M.B. from New London County, Connecticut writes:
Dear Mister Condo,
I live in a supposed self-managed community but the three-member board has appointed a member of the association to act as managing agent. He collects fees, signs contracts, sets budgets and is being paid monthly. He has no clue about condo CIOA Act or condo law and has made many very costly mistakes. The board also has appointed a person who lives in Florida and is not an elected member of the Board as Treasurer. I am deeply concerned about the failure of the Board to understand the importance of following CT CIOA Laws as well as current By-Laws and Documents of the Association.
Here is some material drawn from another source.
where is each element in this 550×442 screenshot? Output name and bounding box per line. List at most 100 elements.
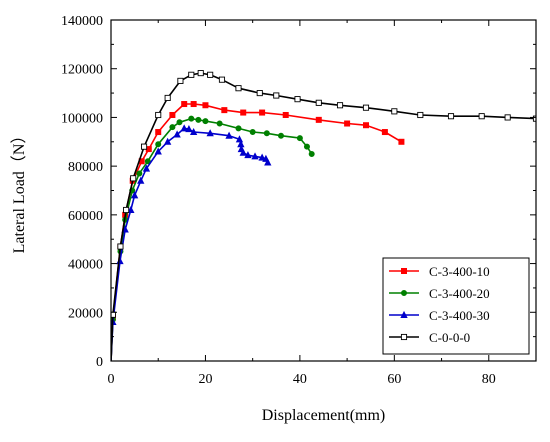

They claim they have been told by their attorney that this is permissible because they are a smaller community and as such they can hire this person as a managing agent.
Mister Condo replies:
M.B., the term self-managed simply means that the association has not hired an outside firm for management. You live in a self-managed association. The Board has hired a managing agent, which is their right. It isn’t ideal that the person they hired is also a unit owner because other owners may feel there is a conflict of interest, especially if the manager handles repairs and maintenance of his/her own unit in a preferred manner over other units. That being said, it isn’t a forbidden practice. The same is true for the hiring of a person to act as Treasurer although if the person is also a voting member of the Board that was neither elected nor appointed, that is a problem. As for adherence to CIOA, if you or any other member of the association feels their rights have been violated, a lawsuit would be in order. If the Board is getting advice from their attorney that they are acting within the scope of the law and the association’s governing documents, this discussion may be moot. I am not an attorney and if the association’s attorney is locally knowledgeable and claiming all is well, I would assume it to be so. All the best!